Php 有没有办法将mysql转换为laravel雄辩的查询生成器?
我想获取员工当天的Php 有没有办法将mysql转换为laravel雄辩的查询生成器?,php,mysql,laravel,laravel-query-builder,Php,Mysql,Laravel,Laravel Query Builder,我想获取员工当天的首次签入和最后一次签出。下面的MySQL代码工作得很好,但我是个新手,不知道如何编写。对不起我的英语 SELECT `employees`.`*`, `teams`.`description`, `time_groups`.`start`, `time_groups`.`end`, cast(a1.action_time as date) AS date, Min(`a1`.`action_time`) AS `first_check_in`, MAX(`a2`.
首次签入
和最后一次签出
。下面的MySQL代码工作得很好,但我是个新手,不知道如何编写。对不起我的英语
SELECT `employees`.`*`,
`teams`.`description`,
`time_groups`.`start`,
`time_groups`.`end`,
cast(a1.action_time as date) AS date,
Min(`a1`.`action_time`) AS `first_check_in`,
MAX(`a2`.`action_time`) AS `last_check_out`
FROM `employees`
JOIN `teams`
ON `employees`.`team_id` = `teams`.`id`
JOIN `time_groups`
ON `teams`.`time_group_id` = `time_groups`.`id`
JOIN `attendance_employees` AS a1
JOIN `attendance_employees` AS a2
ON `employees`.`id` = `a2`.`employee_id`
AND `a1`.`employee_id` = `a2`.`employee_id`
AND DATE(a1.action_time) = DATE(a2.action_time)
WHERE 1 = 1
AND `a1`.`type` = 1
AND `a2`.`type` = 2
AND DATE(a1.action_time) = CURDATE()
GROUP BY a1.employee_id, `date`
我曾经试过这样的机会
DB::table('employees')
->join('teams', 'employees.team_id', '=', 'teams.id')

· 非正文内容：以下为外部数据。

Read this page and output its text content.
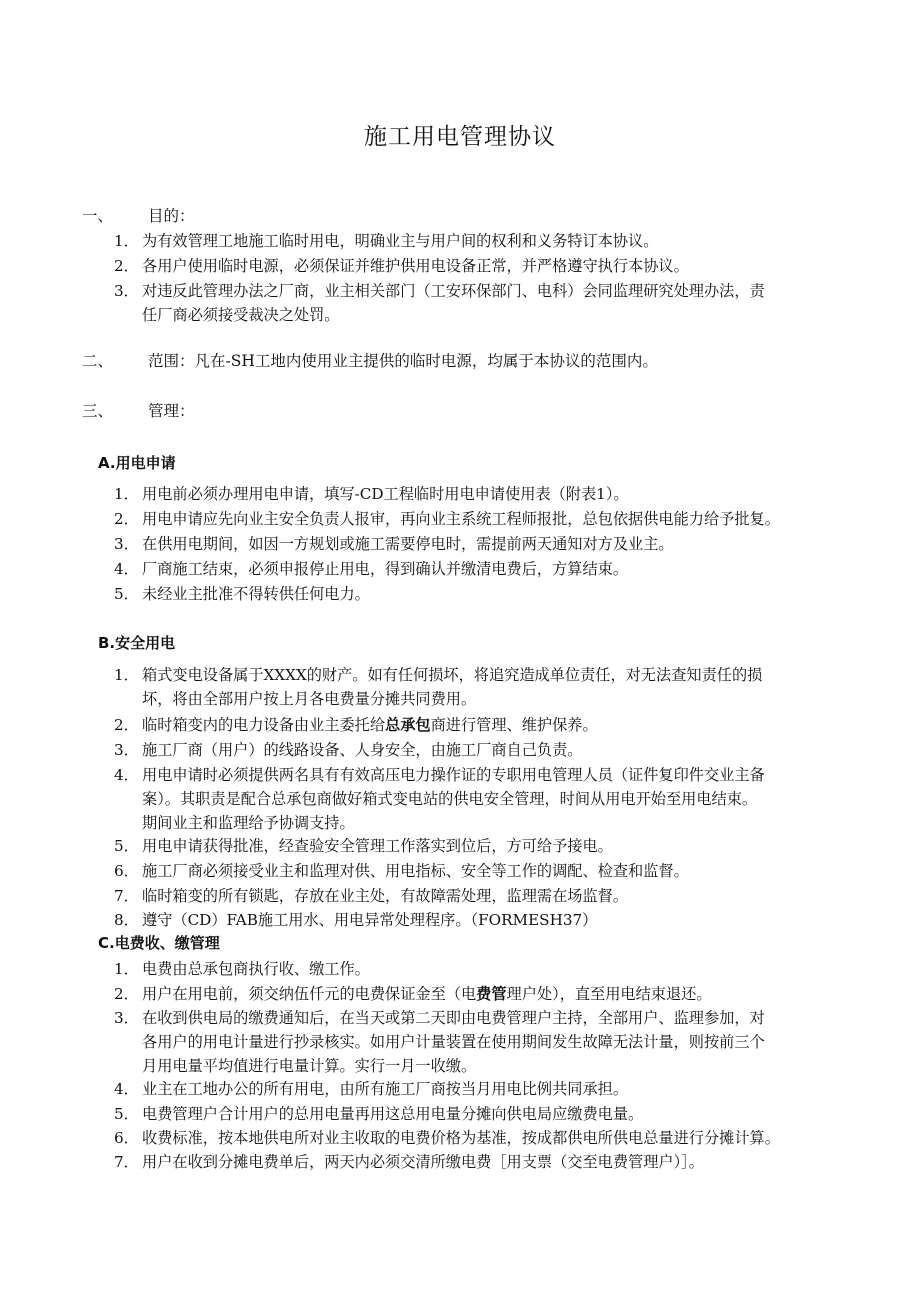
施工用电管理协议
一、 目的：
1． 为有效管理工地施工临时用电，明确业主与用户间的权利和义务特订本协议。
2． 各用户使用临时电源，必须保证并维护供用电设备正常，并严格遵守执行本协议。
3． 对违反此管理办法之厂商，业主相关部门（工安环保部门、电科）会同监理研究处理办法，责
任厂商必须接受裁决之处罚。
二、 范围：凡在-SH工地内使用业主提供的临时电源，均属于本协议的范围内。
三、 管理：
A.用电申请
1． 用电前必须办理用电申请，填写-CD工程临时用电申请使用表（附表1）。
2． 用电申请应先向业主安全负责人报审，再向业主系统工程师报批，总包依据供电能力给予批复。
3． 在供用电期间，如因一方规划或施工需要停电时，需提前两天通知对方及业主。
4． 厂商施工结束，必须申报停止用电，得到确认并缴清电费后，方算结束。
5． 未经业主批准不得转供任何电力。
B.安全用电
1． 箱式变电设备属于XXXX的财产。如有任何损坏，将追究造成单位责任，对无法查知责任的损
坏，将由全部用户按上月各电费量分摊共同费用。
2． 临时箱变内的电力设备由业主委托给总承包商进行管理、维护保养。
3． 施工厂商（用户）的线路设备、人身安全，由施工厂商自己负责。
4． 用电申请时必须提供两名具有有效高压电力操作证的专职用电管理人员（证件复印件交业主备
案）。其职责是配合总承包商做好箱式变电站的供电安全管理，时间从用电开始至用电结束。
期间业主和监理给予协调支持。
5． 用电申请获得批准，经查验安全管理工作落实到位后，方可给予接电。
6． 施工厂商必须接受业主和监理对供、用电指标、安全等工作的调配、检查和监督。
7． 临时箱变的所有锁匙，存放在业主处，有故障需处理，监理需在场监督。
8． 遵守（CD）FAB施工用水、用电异常处理程序。（FORMESH37）
C.电费收、缴管理
1． 电费由总承包商执行收、缴工作。
2． 用户在用电前，须交纳伍仟元的电费保证金至（电费管理户处），直至用电结束退还。
3． 在收到供电局的缴费通知后，在当天或第二天即由电费管理户主持，全部用户、监理参加，对
各用户的用电计量进行抄录核实。如用户计量装置在使用期间发生故障无法计量，则按前三个
月用电量平均值进行电量计算。实行一月一收缴。
4． 业主在工地办公的所有用电，由所有施工厂商按当月用电比例共同承担。
5． 电费管理户合计用户的总用电量再用这总用电量分摊向供电局应缴费电量。
6． 收费标准，按本地供电所对业主收取的电费价格为基准，按成都供电所供电总量进行分摊计算。
7． 用户在收到分摊电费单后，两天内必须交清所缴电费［用支票（交至电费管理户）］。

->join('time_groups', 'teams.time_group_id', '=', 'time_groups.id')
->join('attendance_employees as a1')
->join('attendance_employees as a2',
function($join) {
$join->on('employees.id', '=', 'a2.employee_id');
$join->on('a1.employee_id', '=', 'a2.employee_id');
$join->on('DATE(a1.action_time)', '=', 'DATE(a2.action_time)');
}
)
->select(
'employees.*',
'teams.description',
'time_groups.start',
'time_groups.end'
)
->addSelect('cast(A1.action_time as date)')->alias('date')
->addSelect('a1.action_time')->alias('check_in')
->addSelect('a2.action_time')->alias('check_out')
->where(1,1)
->where('a1.type', 1)
->where('a2.type', 2)
->groupBy('employee_id')
->groupBy('date')
但是得到以下错误:
SQLSTATE[42S02]:找不到基表或视图:1146表
“db.U员工作为a1”不存在
原始查询运行时是否没有任何错误?试试这些我有点好奇您如何能够运行它,因为
join
方法至少需要2个参数。这里的大部分繁重工作都可以通过模型之间的关系来完成。